Memory // Safia Delta
“Photography has to have meaning. Though I don’t know what meaning when I press the shutter. It has to sound right. To be desire-driven. I now live in the south of France, but most of the time I live in my own world, sometimes I think it’s a problem, most of the time I cope with it. Photography like dancing is an intermediary space in between working time and personal life. It has meditative qualities. It’s a threshhold in my life that both marks a seperation and opens up on a different world. That is neither imaginary, nor real.
My relationship to photography and my tastes are constantly evolving. I used to shoot digital, now I’m mostly analog both 35mm and 120mm. Always colour though. I used to shoot a lot and in particular what is called street photography. I could dedicate whole afternoons to walking in the street and watching people live, laugh, get bored, share, kiss, quarrel, eat or drink in bars and restaurants. But that felt wrong. It wasn’t me. It wasn’t life. It was staying at the surface of appearances and that wasn’t what I wanted for me, not as a photographer but as a person.
Though my pictures are meanly taken in the streets, I am not a street photographer. My pictures document my relationship to time and space, and explore my own feelings. If I don’t experience something I don’t take a picture, it’s a process that comes from the inside, not from a cold and impersonal observation of the world anymore.
I also work on specific projects like the one on French territory I’ve approached by traveling along forsaken roads or solitude but these are long term projects I need time to develop.”
“Memory is a puzzle that uses space to explore time and remembrances. It’s an interrogation.
What do we remember of a place ? What will stay of a moment ? How do we remember a place we’ve been living in for a certain number of years?

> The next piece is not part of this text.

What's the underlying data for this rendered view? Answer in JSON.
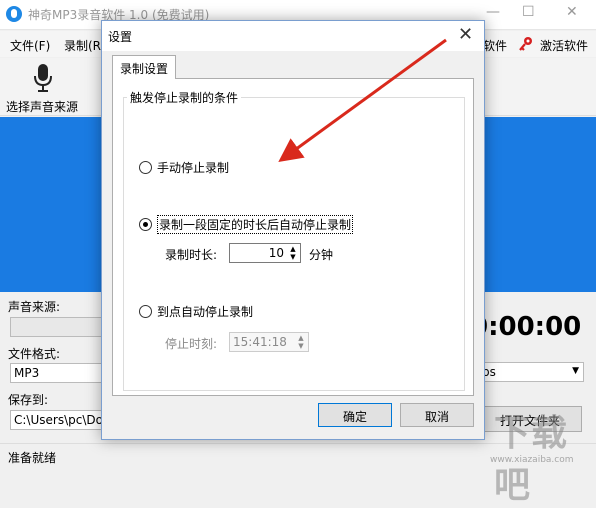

I was still living in the suburbs of Paris when I started the work and I was considering leaving the region.
After spending 8 years there, I wondered what would be left of that part of my life and I wanted to record tiny things that caught my attention and made me feel the place I used to live in.
Shooting film was a way to go back to the primary function of photography : shooting to remember, to keep track of time, of small moments. Being a colour lover, I was seeking a medium that has organic qualities, specific, nostalgic tones and I also sought a meaningful tool. Film photography has that. Like seconds, hours and days, once taken a picture cannot be undone. I like that dramatic aspect because it reminds me of the irreversible nature of life.

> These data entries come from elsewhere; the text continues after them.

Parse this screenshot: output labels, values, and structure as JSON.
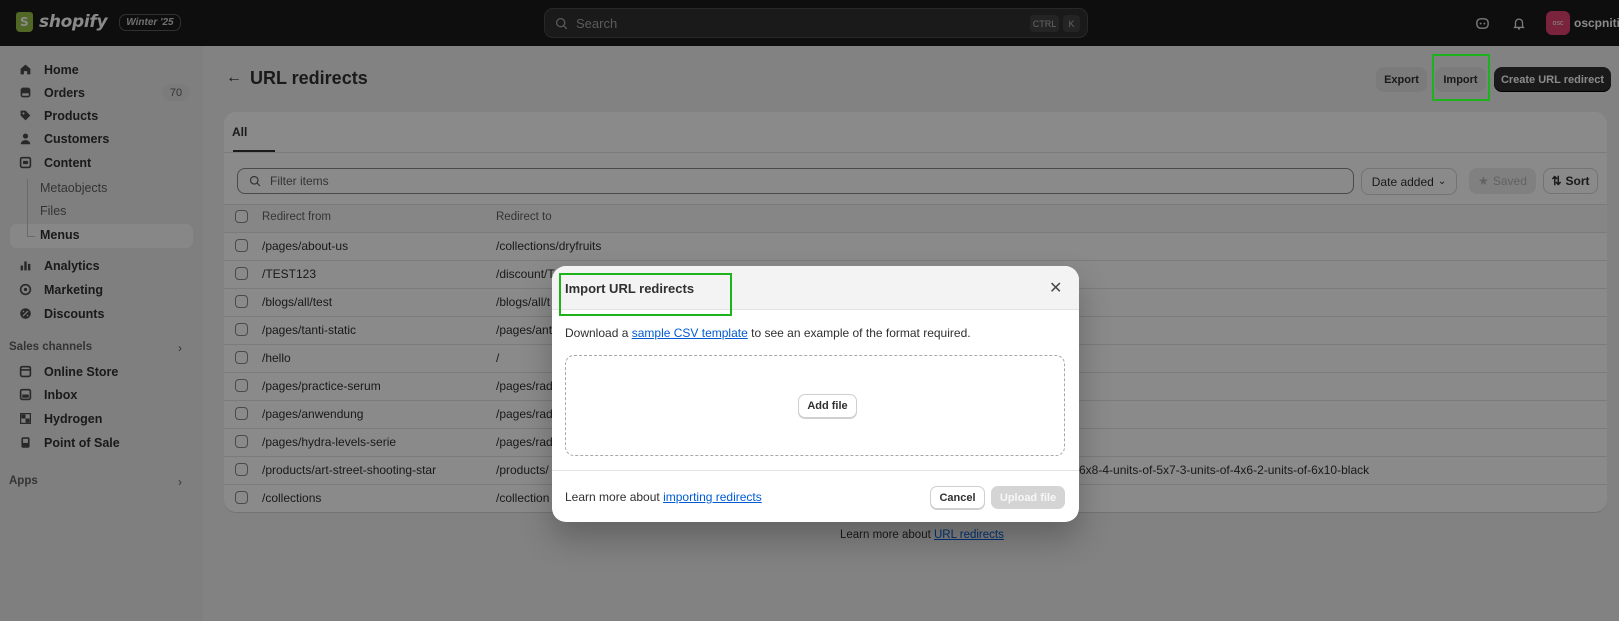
{
  "topbar": {
    "brand": "shopify",
    "edition": "Winter '25",
    "search_placeholder": "Search",
    "shortcut_keys": [
      "CTRL",
      "K"
    ],
    "avatar_initials": "osc",
    "store_name": "oscpnitin"
  },
  "sidebar": {
    "items": [
      {
        "label": "Home",
        "icon": "home-icon"
      },
      {
        "label": "Orders",
        "icon": "orders-icon",
        "badge": "70"
      },
      {
        "label": "Products",
        "icon": "tag-icon"
      },
      {
        "label": "Customers",
        "icon": "person-icon"
      },
      {
        "label": "Content",
        "icon": "content-icon"
      }
    ],
    "content_sub": [
      "Metaobjects",
      "Files",
      "Menus"
    ],
    "items2": [
      {
        "label": "Analytics",
        "icon": "bar-chart-icon"
      },
      {
        "label": "Marketing",
        "icon": "target-icon"
      },
      {
        "label": "Discounts",
        "icon": "discount-icon"
      }
    ],
    "sales_channels_heading": "Sales channels",
    "channels": [
      {
        "label": "Online Store",
        "icon": "store-icon"
      },
      {
        "label": "Inbox",
        "icon": "inbox-icon"
      },
      {
        "label": "Hydrogen",
        "icon": "hydrogen-icon"
      },
      {
        "label": "Point of Sale",
        "icon": "pos-icon"
      }
    ],
    "apps_heading": "Apps"
  },
  "page": {
    "title": "URL redirects",
    "export_label": "Export",
    "import_label": "Import",
    "create_label": "Create URL redirect",
    "tab_all": "All",
    "filter_placeholder": "Filter items",
    "date_added_label": "Date added",
    "saved_label": "Saved",
    "sort_label": "Sort",
    "col_from": "Redirect from",
    "col_to": "Redirect to",
    "rows": [
      {
        "from": "/pages/about-us",
        "to": "/collections/dryfruits"
      },
      {
        "from": "/TEST123",
        "to": "/discount/T"
      },
      {
        "from": "/blogs/all/test",
        "to": "/blogs/all/t"
      },
      {
        "from": "/pages/tanti-static",
        "to": "/pages/ant"
      },
      {
        "from": "/hello",
        "to": "/"
      },
      {
        "from": "/pages/practice-serum",
        "to": "/pages/rad"
      },
      {
        "from": "/pages/anwendung",
        "to": "/pages/rad"
      },
      {
        "from": "/pages/hydra-levels-serie",
        "to": "/pages/rad"
      },
      {
        "from": "/products/art-street-shooting-star",
        "to": "/products/"
      },
      {
        "from": "/collections",
        "to": "/collection"
      }
    ],
    "row9_to_tail": "6x8-4-units-of-5x7-3-units-of-4x6-2-units-of-6x10-black",
    "footer_prefix": "Learn more about ",
    "footer_link": "URL redirects"
  },
  "modal": {
    "title": "Import URL redirects",
    "desc_prefix": "Download a ",
    "desc_link": "sample CSV template",
    "desc_suffix": " to see an example of the format required.",
    "add_file_label": "Add file",
    "learn_prefix": "Learn more about ",
    "learn_link": "importing redirects",
    "cancel_label": "Cancel",
    "upload_label": "Upload file"
  },
  "colors": {
    "highlight": "#1db31d",
    "primary_button": "#303030",
    "link": "#005bd3",
    "avatar": "#e0416f"
  }
}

Memory has the mystery of an attraction I don’t want to account for. Silence preserves the beauty of a picture and that series is also an easthetics quest. In each series of off moments I record I try to find my own definition of beauty. In French, we have a word for that, it’s called ‘le beau’.
I am gathering these pictures on my website like a diary. Each file is numbered according to the month of the year the set refers to. I record my life and aspects of our time in order to remember later. In order to dissipate that feeling of meaninglessness.”